Most personal loans offer a fixed interest rate and minimum borrowing amount of around $1,000 to $2,000 – an attractive solution for debt consolidation, paying for home improvement projects or building credit.

Various types of personal loans are available, including some that allow you to immediately fund your plans without risking collateral like you would with a home equity loan. Let’s break down the different types of personal loans so you can make the right choice for your circumstances.

Getting a personal loan has never been easier.

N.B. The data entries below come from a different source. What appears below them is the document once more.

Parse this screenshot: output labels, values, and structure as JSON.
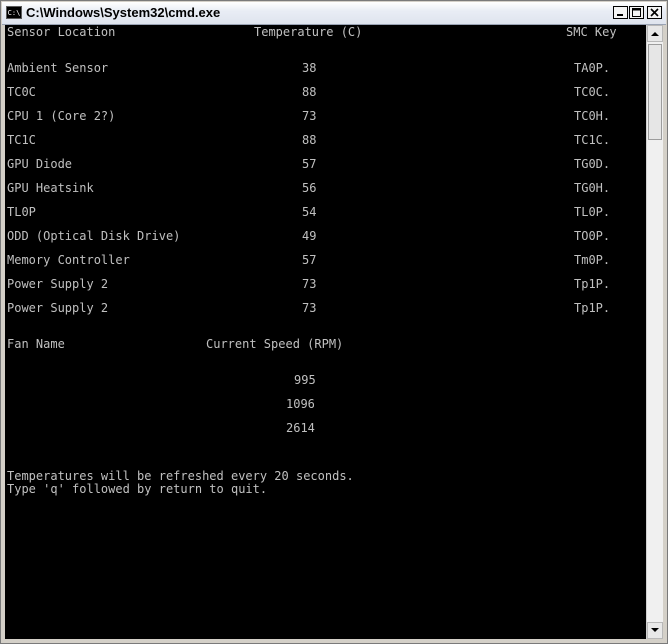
{
  "window": {
    "title": "C:\\Windows\\System32\\cmd.exe",
    "icon_label": "C:\\"
  },
  "console": {
    "sensor_headers": {
      "location": "Sensor Location",
      "temperature": "Temperature (C)",
      "smc_key": "SMC Key"
    },
    "sensors": [
      {
        "location": "Ambient Sensor",
        "temp": "38",
        "key": "TA0P."
      },
      {
        "location": "TC0C",
        "temp": "88",
        "key": "TC0C."
      },
      {
        "location": "CPU 1 (Core 2?)",
        "temp": "73",
        "key": "TC0H."
      },
      {
        "location": "TC1C",
        "temp": "88",
        "key": "TC1C."
      },
      {
        "location": "GPU Diode",
        "temp": "57",
        "key": "TG0D."
      },
      {
        "location": "GPU Heatsink",
        "temp": "56",
        "key": "TG0H."
      },
      {
        "location": "TL0P",
        "temp": "54",
        "key": "TL0P."
      },
      {
        "location": "ODD (Optical Disk Drive)",
        "temp": "49",
        "key": "TO0P."
      },
      {
        "location": "Memory Controller",
        "temp": "57",
        "key": "Tm0P."
      },
      {
        "location": "Power Supply 2",
        "temp": "73",
        "key": "Tp1P."
      },
      {
        "location": "Power Supply 2",
        "temp": "73",
        "key": "Tp1P."
      }
    ],
    "fan_headers": {
      "name": "Fan Name",
      "speed": "Current Speed (RPM)"
    },
    "fan_speeds": [
      "995",
      "1096",
      "2614"
    ],
    "messages": [
      "Temperatures will be refreshed every 20 seconds.",
      "Type 'q' followed by return to quit."
    ]
  },
  "colors": {
    "console_bg": "#000000",
    "console_text": "#c0c0c0"
  },
  "icons": {
    "minimize": "minimize-icon",
    "maximize": "maximize-icon",
    "close": "close-icon"
  }
}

The Rocket LoansSM application process makes borrowing simple.

Types Of Personal Loans

It’s helpful to think about unsecured, secured, fixed-rate and adjustable-rate loans as umbrella terms. You can categorize the different types of personal loans you’ve probably heard of – home improvement, debt consolidation, vacation loans, etc. – into one or more of these terms. Let’s break it down.

Unsecured Personal Loans

An unsecured loan is the most common type of personal loan you’ll encounter. Unsecured loans are personal loans backed by your credit profile rather than collateral such as real estate, a car or a pawn shop item. You’ll pay this loan back in fixed installments, typically over the course of 1 – 6 years.

Unsecured personal loans are best for people with an excellent credit score. Borrowers with a bad credit score may face an interest rate as high as one they’d find with a credit card.

Here are some advantages and disadvantages of unsecured personal loans, broken down in this simple table:

Pros

Cons

You’re not risking any collateral like your home or car.

These loans aren’t ideal for borrowers with bad credit, because most lenders require a higher minimum FICO® Score.

Fixed installments allow for better financial planning.

Loan amounts are typically smaller since they aren’t backed by collateral.

Lower interest than with some credit cards can allow for big savings.

Interest rates can reach heights similar to credit cards if you have poor credit.

Secured Personal Loans

Now for secured personal loans, which are backed by collateral that the lender can repossess if you default on the loan payments. Common types of collateral include real estate, cars, boats, RVs, savings accounts and certificates of deposit (CDs). Secured loans are good options for borrowers who are certain they’ll be able to pay the loan back. That’s because the collateral unlocks a lower interest rate since the loan is less risky for the lender.

The most significant consideration for secured loans is the risk of losing your property. Here’s a more simplified breakdown of the pros and cons.

Pros

Cons

Using collateral can unlock a higher loan amount.

You must use an item with a high enough monetary value for your desired loan amount.

Using collateral can unlock a lower interest rate.

If you default on the loan, the lender can take ownership of your house, car or other collateral asset.

Fixed-Rate Personal Loans

Personal loans can come with either a fixed or variable interest rate. Most often, lenders offer personal loans with a fixed rate. This means the interest and monthly payment will remain unchanged until the loan is paid in full.

Fixed-rate loans allow you to stay on budget since your monthly payments won’t fluctuate. Here’s a closer look.

Pros

Cons

Monthly payments and interest rates are consistent.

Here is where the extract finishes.